Digital systems can identify concentration risk, dependency clusters and upstream bottlenecks, but they cannot force executives to accept the commercial and regulatory trade-offs involved in changing suppliers, qualifying alternatives or carrying more inventory. In practice, many organisations can now see fragility more clearly than ever before, but still make decisions that preserve efficiency over flexibility.
That tension is increasingly visible in the latest wave of supply chain redesign. Pharmaceutical Commerce reported that enforcement of the Drug Supply Chain Security Act across 2025 and 2026 has made interoperable, package-level traceability a major constraint, while tariffs and trade volatility are pushing companies to reconsider sourcing models. The same report said AI control towers and digital inventory twins are being used to reroute shipments and rebalance stock, but only within guardrails that still depend on human decision-making.

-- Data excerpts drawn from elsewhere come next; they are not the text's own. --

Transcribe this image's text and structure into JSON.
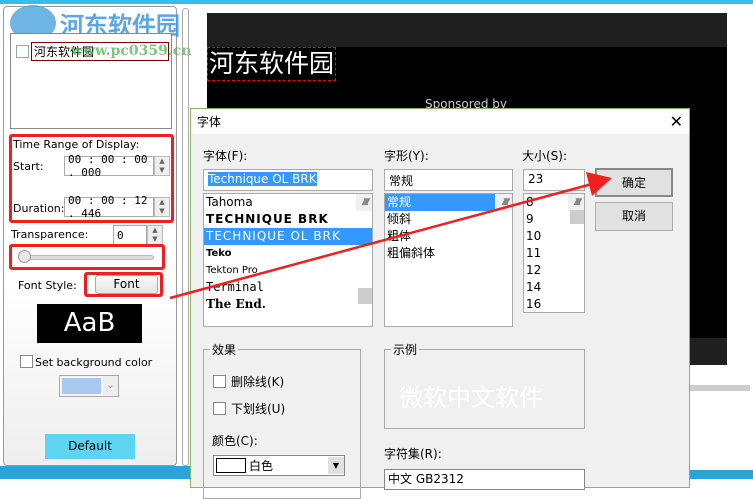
{
  "watermark": {
    "logo_text": "河东软件园",
    "url": "www.pc0359.cn"
  },
  "left_panel": {
    "title_item": "河东软件园",
    "time_range_label": "Time Range of Display:",
    "start_label": "Start:",
    "start_value": "00 : 00 : 00 . 000",
    "duration_label": "Duration:",
    "duration_value": "00 : 00 : 12 . 446",
    "transparence_label": "Transparence:",
    "transparence_value": "0",
    "slider_value": 0,
    "font_style_label": "Font Style:",
    "font_button": "Font",
    "preview_text": "AaB",
    "bg_color_label": "Set background color",
    "bg_color": "#a8c8f0",
    "default_button": "Default"
  },
  "video": {
    "overlay_text": "河东软件园",
    "sponsored": "Sponsored by"
  },
  "dialog": {
    "title": "字体",
    "font_label": "字体(F):",
    "font_value": "Technique OL BRK",
    "fonts": [
      "Tahoma",
      "TECHNIQUE BRK",
      "TECHNIQUE OL BRK",
      "Teko",
      "Tekton Pro",
      "Terminal",
      "The End."
    ],
    "style_label": "字形(Y):",
    "style_value": "常规",
    "styles": [
      "常规",
      "倾斜",
      "粗体",
      "粗偏斜体"
    ],
    "size_label": "大小(S):",
    "size_value": "23",
    "sizes": [
      "8",
      "9",
      "10",
      "11",
      "12",
      "14",
      "16"
    ],
    "ok": "确定",
    "cancel": "取消",
    "effects_label": "效果",
    "strike_label": "删除线(K)",
    "underline_label": "下划线(U)",
    "color_label": "颜色(C):",
    "color_value": "白色",
    "sample_label": "示例",
    "sample_text": "微软中文软件",
    "charset_label": "字符集(R):",
    "charset_value": "中文 GB2312"
  }
}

Deloitte has found a similar pattern. Its research suggests biopharma firms have seen gains from digitalisation, particularly in risk-sensing, yields, warehouse efficiency and sourcing, but not to the degree many executives expected. In other words, the tools are improving operations, but they are not automatically rewriting the incentives that shape supply chain design.
One of the most persistent blind spots remains visibility beyond direct suppliers. Companies may know their tier-one partners well, but they often have little clarity about those suppliers’ own dependencies, especially where specialised inputs are concentrated in a small number of countries or facilities. That matters in pharmaceuticals more than in many other industries, because a single missing precursor can ripple quickly through the chain.
The result is a familiar pattern: resilience measures are discussed when conditions are calm, then postponed because they look too expensive or too disruptive. When a shortage or geopolitical shock arrives, the same options suddenly appear urgent, but the room to manoeuvre is already much smaller.
The real lesson is that resilience is not a software upgrade. It is a leadership choice. Technology can surface the risks, but it cannot replace the decisions that determine whether a supply chain is designed to absorb shocks or merely to operate cheaply until it cannot.